What I liked about Synapse
The main advantage I see of Synapse over Databricks is Synapse is more tightly integrated with the native Azure ecosystem, so infrastructure provisioning is simpler compared with Azure Databricks, with fewer moving parts.
Networking: In Synapse, there’s no explicit vnet configuration or IP address ranges to manage, and the concept of connecting to ADLS2 over a private endpoint is just another box to check in the Azure portal.
Similarly, egress control and exfiltration is built in, by limiting egress only to storage accounts via private endpoint. In Databricks, by comparison, egress control must be supplied explicitly by vnet configuration.
Storage authentication: Synapse gets access to ADLS2 via managed identity, rather than having to create a service principal, and then telling Databricks to use that service principal and secret for a particular ADLS2 location. This distinction may fade now that Unity catalog provides ability to use managed identity in Databricks as well.
Orchestration: the capabilities of Azure Data Factory pipelines are natively available in Azure Synapse. You can refer to Databricks jobs from Azure Data Factory or Synapse workflows too.
Access control: Active Directory users and groups are automatically reflected in Synapse without a SCIM connector.
Challenges working with Synapse
SQL pool connections are TCP connections over SQL Server port 1433. This makes it harder to connect clients through firewalls. In this respect, working with SQL endpoints feels more like working with AWS Redshift than working with Athena or Databricks SQL endpoints over HTTPS port 443.
Synapse has two different concepts of database catalog: Lake Databases, and SQL Databases.
The Lake Database is the Hive metastore, analogous to Databricks or AWS Glue catalog. Spark pools can only access Lake databases; SQL pools can access both. SQL databases can also define external tables backed by ADLS2, but theses are not visible from Spark pools.

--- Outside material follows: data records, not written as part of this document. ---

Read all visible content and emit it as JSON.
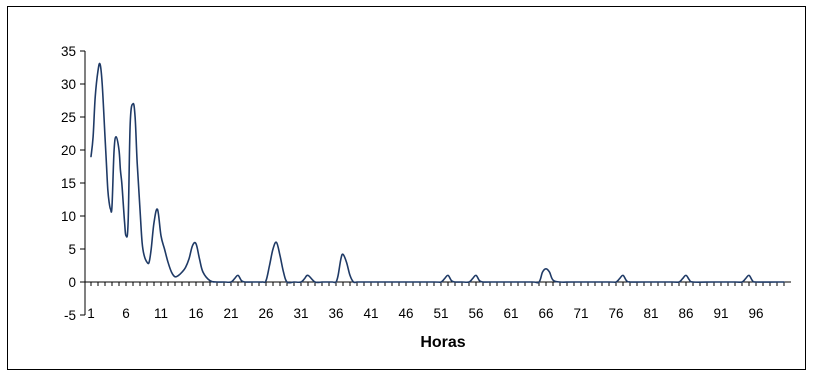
{
  "chart_data": {
    "type": "line",
    "title": "",
    "xlabel": "Horas",
    "ylabel": "",
    "xlim": [
      1,
      100
    ],
    "ylim": [
      -5,
      35
    ],
    "yticks": [
      -5,
      0,
      5,
      10,
      15,
      20,
      25,
      30,
      35
    ],
    "xticks": [
      1,
      6,
      11,
      16,
      21,
      26,
      31,
      36,
      41,
      46,
      51,
      56,
      61,
      66,
      71,
      76,
      81,
      86,
      91,
      96
    ],
    "grid": false,
    "legend": "none",
    "line_color": "#1f3a66",
    "series": [
      {
        "x": [
          1,
          1.3,
          1.6,
          2,
          2.3,
          2.6,
          3,
          3.2,
          3.4,
          3.6,
          3.8,
          4,
          4.3,
          4.6,
          5,
          5.2,
          5.4,
          5.6,
          5.8,
          6,
          6.3,
          6.6,
          7,
          7.3,
          7.6,
          8,
          8.3,
          8.6,
          9,
          9.3,
          9.6,
          10,
          10.5,
          11,
          11.5,
          12,
          12.5,
          13,
          13.5,
          14,
          14.5,
          15,
          15.5,
          16,
          16.5,
          17,
          18,
          19,
          20,
          21,
          21.5,
          22,
          22.5,
          23,
          24,
          25,
          25.5,
          26,
          26.5,
          27,
          27.5,
          28,
          28.5,
          29,
          30,
          31,
          31.5,
          32,
          33,
          34,
          35,
          35.5,
          36,
          36.3,
          36.7,
          37,
          37.5,
          38,
          38.5,
          39,
          40,
          45,
          50,
          51,
          51.5,
          52,
          52.5,
          53,
          54,
          55,
          55.5,
          56,
          56.5,
          57,
          58,
          60,
          64,
          65,
          65.5,
          66,
          66.5,
          67,
          68,
          70,
          75,
          76,
          76.5,
          77,
          77.5,
          78,
          80,
          84,
          85,
          85.5,
          86,
          86.5,
          87,
          90,
          93,
          94,
          94.5,
          95,
          95.5,
          96,
          99,
          100
        ],
        "values": [
          19,
          22,
          28,
          32,
          33,
          30,
          22,
          18,
          14,
          12,
          11,
          11.5,
          20,
          22,
          20,
          17,
          15,
          12,
          9,
          7,
          9,
          24,
          27,
          25,
          18,
          11,
          6,
          4,
          3,
          3,
          5,
          9,
          11,
          7,
          5,
          3,
          1.5,
          0.8,
          1,
          1.5,
          2.2,
          3.5,
          5.5,
          5.8,
          3.5,
          1.5,
          0.2,
          0,
          0,
          0,
          0.5,
          1,
          0.2,
          0,
          0,
          0,
          0,
          0.2,
          2.5,
          5,
          6,
          4,
          1.5,
          0,
          0,
          0,
          0.5,
          1,
          0,
          0,
          0,
          0,
          0,
          1,
          3.5,
          4.2,
          3,
          1,
          0,
          0,
          0,
          0,
          0,
          0,
          0.5,
          1,
          0.2,
          0,
          0,
          0,
          0.5,
          1,
          0.2,
          0,
          0,
          0,
          0,
          0,
          1.5,
          2,
          1.5,
          0.3,
          0,
          0,
          0,
          0,
          0.5,
          1,
          0.2,
          0,
          0,
          0,
          0,
          0.5,
          1,
          0.3,
          0,
          0,
          0,
          0,
          0.5,
          1,
          0.2,
          0,
          0,
          0
        ]
      }
    ]
  }
}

Synapse SQL pools feel similar to Redshift, in the sense that Redshift has both its own native catalog that can include both database-managed storage and external tables, and external tables inherited from a Glue catalog shared with Spark jobs.
The two types of Synapse databases have different access control models.
SQL Databases follow the SQL Server permissions model with logins, grants, roles, etc. You can have either AD users or local SQL users.
Lake databases only work with Active Directory users. Access control is performed at the storage layer and the docs specify “only Azure AD users can use tables in the lake databases”.
I tried connecting Power BI to Synapse, and found a few combinations that worked:
You can use an AAD user with both Lake databases and SQL databases. This works but may pose a problem with automating deployments via REST APIs.
You can use a SQL local username with SQL databases. This works, and even allows you to use managed identity to access the underlying ADLS2 layer for external tables (with the right
CREATE CREDENTIALcommands), but external ADLS2 tables in SQL databases will not be visible to Spark.